A Lot to Learn with Austin Rogers
Austin Rogers became one of Jeopardy!'s most memorable contestants during his 12-game winning streak in 2017, and this podcast channels the same restless curiosity that made him fun to watch on the show. Rather than recapping Jeopardy! episodes, Rogers uses his champion status as a springboard to explore topics that fascinate him -- energy policy, poetry, food allergies, journalism, maritime history, and dozens of other subjects across 68 episodes. Each conversation finds "the thing behind the thing," as he puts it, digging past surface-level knowledge into the stories and details that actually make a subject interesting. If you watched Rogers on Jeopardy! and thought "I want to hang out with that guy and hear him talk about random stuff for an hour," this is exactly that experience. His interview guests range from academics to journalists to specialists in obscure fields, and Rogers brings the same confident, slightly irreverent energy he showed on the game show. The podcast earned a 4.7-star Apple rating from 117 reviews before wrapping in April 2020. It is a finished series, so the full 68-episode backlog is there waiting. While it is not a Jeopardy! recap show, it represents the natural extension of what makes someone a great Jeopardy! contestant -- an insatiable appetite for learning about everything.

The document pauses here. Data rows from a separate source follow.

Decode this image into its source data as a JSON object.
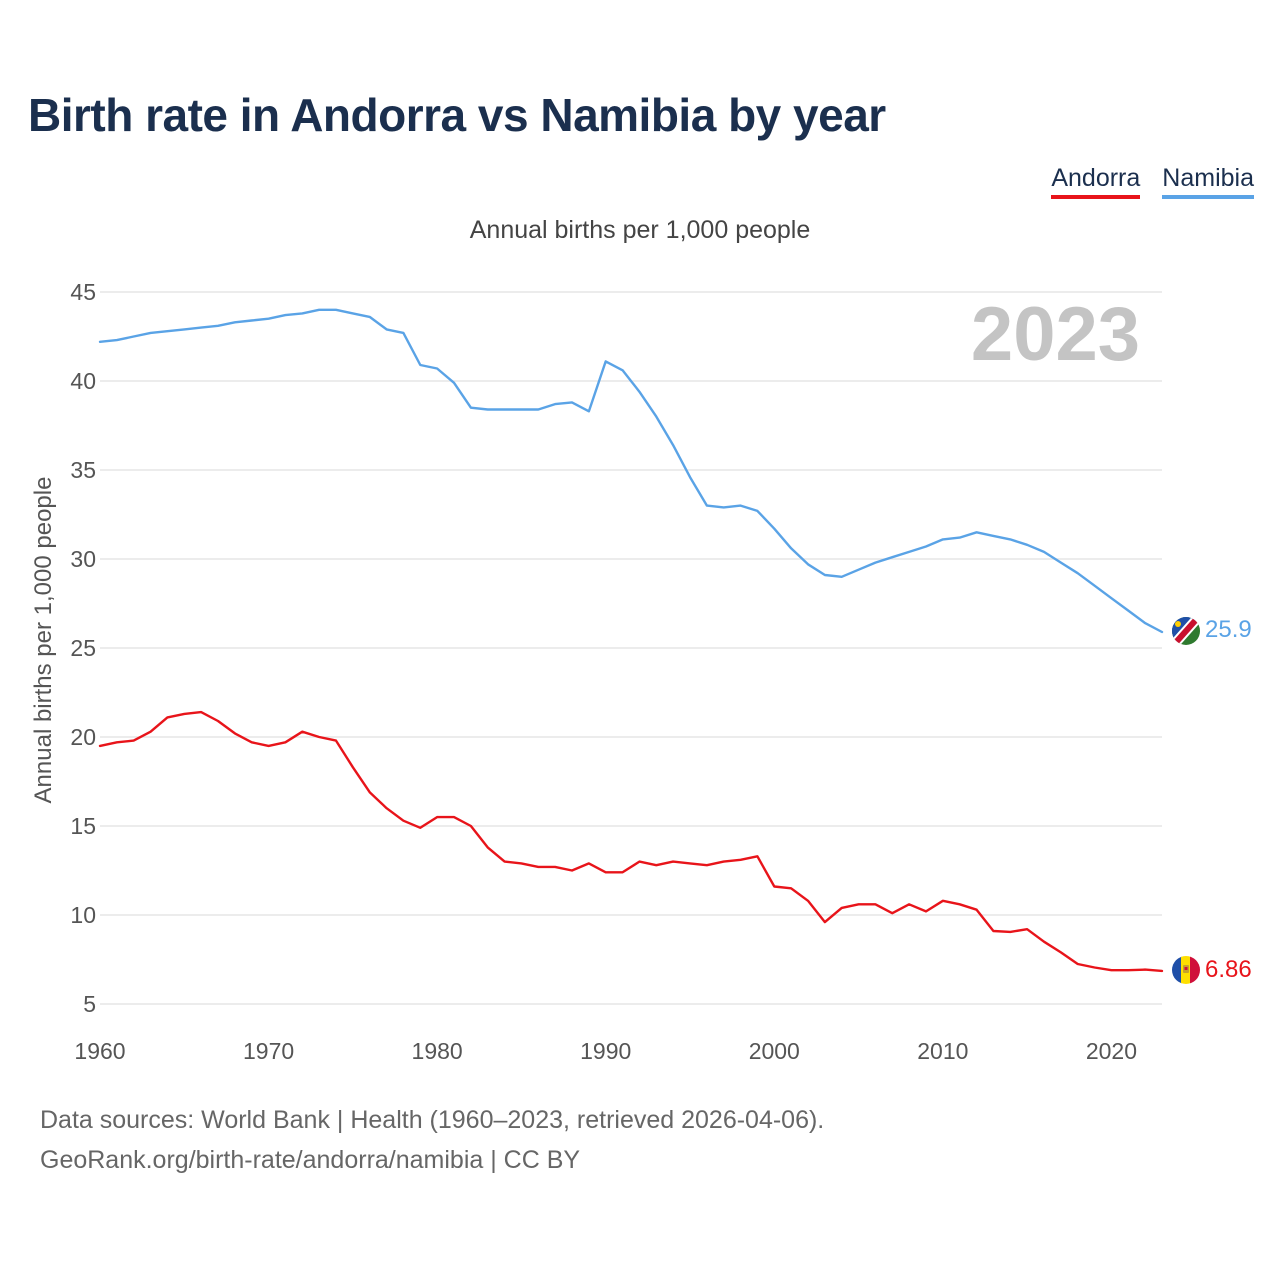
{
  "header": {
    "title": "Birth rate in Andorra vs Namibia by year",
    "subtitle": "Annual births per 1,000 people"
  },
  "legend": [
    {
      "label": "Andorra",
      "color": "#e8141a"
    },
    {
      "label": "Namibia",
      "color": "#5aa3e6"
    }
  ],
  "footer": {
    "line1": "Data sources: World Bank | Health (1960–2023, retrieved 2026-04-06).",
    "line2": "GeoRank.org/birth-rate/andorra/namibia | CC BY"
  },
  "chart_data": {
    "type": "line",
    "title": "Birth rate in Andorra vs Namibia by year",
    "ylabel": "Annual births per 1,000 people",
    "xlabel": "",
    "year_label": "2023",
    "xlim": [
      1960,
      2023
    ],
    "ylim": [
      5,
      45
    ],
    "x_ticks": [
      1960,
      1970,
      1980,
      1990,
      2000,
      2010,
      2020
    ],
    "y_ticks": [
      5,
      10,
      15,
      20,
      25,
      30,
      35,
      40,
      45
    ],
    "grid": true,
    "legend_position": "top-right",
    "x": [
      1960,
      1961,
      1962,
      1963,
      1964,
      1965,
      1966,
      1967,
      1968,
      1969,
      1970,
      1971,
      1972,
      1973,
      1974,
      1975,
      1976,
      1977,
      1978,
      1979,
      1980,
      1981,
      1982,
      1983,
      1984,
      1985,
      1986,
      1987,
      1988,
      1989,
      1990,
      1991,
      1992,
      1993,
      1994,
      1995,
      1996,
      1997,
      1998,
      1999,
      2000,
      2001,
      2002,
      2003,
      2004,
      2005,
      2006,
      2007,
      2008,
      2009,
      2010,
      2011,
      2012,
      2013,
      2014,
      2015,
      2016,
      2017,
      2018,
      2019,
      2020,
      2021,
      2022,
      2023
    ],
    "series": [
      {
        "name": "Andorra",
        "color": "#e8141a",
        "end_label": "6.86",
        "values": [
          19.5,
          19.7,
          19.8,
          20.3,
          21.1,
          21.3,
          21.4,
          20.9,
          20.2,
          19.7,
          19.5,
          19.7,
          20.3,
          20.0,
          19.8,
          18.3,
          16.9,
          16.0,
          15.3,
          14.9,
          15.5,
          15.5,
          15.0,
          13.8,
          13.0,
          12.9,
          12.7,
          12.7,
          12.5,
          12.9,
          12.4,
          12.4,
          13.0,
          12.8,
          13.0,
          12.9,
          12.8,
          13.0,
          13.1,
          13.3,
          11.6,
          11.5,
          10.8,
          9.6,
          10.4,
          10.6,
          10.6,
          10.1,
          10.6,
          10.2,
          10.8,
          10.6,
          10.3,
          9.1,
          9.05,
          9.2,
          8.5,
          7.9,
          7.25,
          7.05,
          6.9,
          6.9,
          6.93,
          6.86
        ]
      },
      {
        "name": "Namibia",
        "color": "#5aa3e6",
        "end_label": "25.9",
        "values": [
          42.2,
          42.3,
          42.5,
          42.7,
          42.8,
          42.9,
          43.0,
          43.1,
          43.3,
          43.4,
          43.5,
          43.7,
          43.8,
          44.0,
          44.0,
          43.8,
          43.6,
          42.9,
          42.7,
          40.9,
          40.7,
          39.9,
          38.5,
          38.4,
          38.4,
          38.4,
          38.4,
          38.7,
          38.8,
          38.3,
          41.1,
          40.6,
          39.4,
          38.0,
          36.4,
          34.6,
          33.0,
          32.9,
          33.0,
          32.7,
          31.7,
          30.6,
          29.7,
          29.1,
          29.0,
          29.4,
          29.8,
          30.1,
          30.4,
          30.7,
          31.1,
          31.2,
          31.5,
          31.3,
          31.1,
          30.8,
          30.4,
          29.8,
          29.2,
          28.5,
          27.8,
          27.1,
          26.4,
          25.9
        ]
      }
    ]
  }
}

There is something about Jeopardy that hooks people in a way other game shows don't. Part of it is the answer-and-question format, part of it is the competitive strategy, and part of it is just wanting to see if you can keep up from the couch. Jeopardy podcasts extend that experience beyond the 30-minute episode, giving fans a place to dig into the details.
What Jeopardy podcasts actually cover
The most common format is the recap show. These podcasts break down recent games, analyzing wagering strategy, buzzer timing, and category selection. Many of them feature former contestants who can speak from experience about what it actually feels like to stand at those podiums. If you have ever yelled at the TV during Final Jeopardy, these shows will feel like a conversation with someone who gets it.
Beyond recaps, some Jeopardy podcasts lean into the trivia itself, exploring the knowledge behind the clues. You might hear an episode tracing the history of a recurring category, or a breakdown of which subjects appear most frequently and how to study for them. Other shows interview past champions and offer a look at the preparation process, audition experience, and what daily life on the show is actually like. A few podcasts take a more creative approach, weaving the spirit of trivia competition into fictional narratives.
Finding the right show for you
With this many options, it helps to know what you are after. If you want to sharpen your own trivia game, look for strategy-focused shows. If you are newer to the Jeopardy community and want an accessible starting point, Jeopardy podcasts for beginners tend to explain the show's conventions and history before diving into analysis.
The host matters a lot in this genre. Someone who is genuinely enthusiastic about the show and can carry a 45-minute discussion without it feeling padded will keep you coming back. Try a few episodes from different shows and see whose style matches yours. Free Jeopardy podcasts are easy to find on Spotify, Apple Podcasts, and other platforms. New shows keep appearing, so the options continue to grow.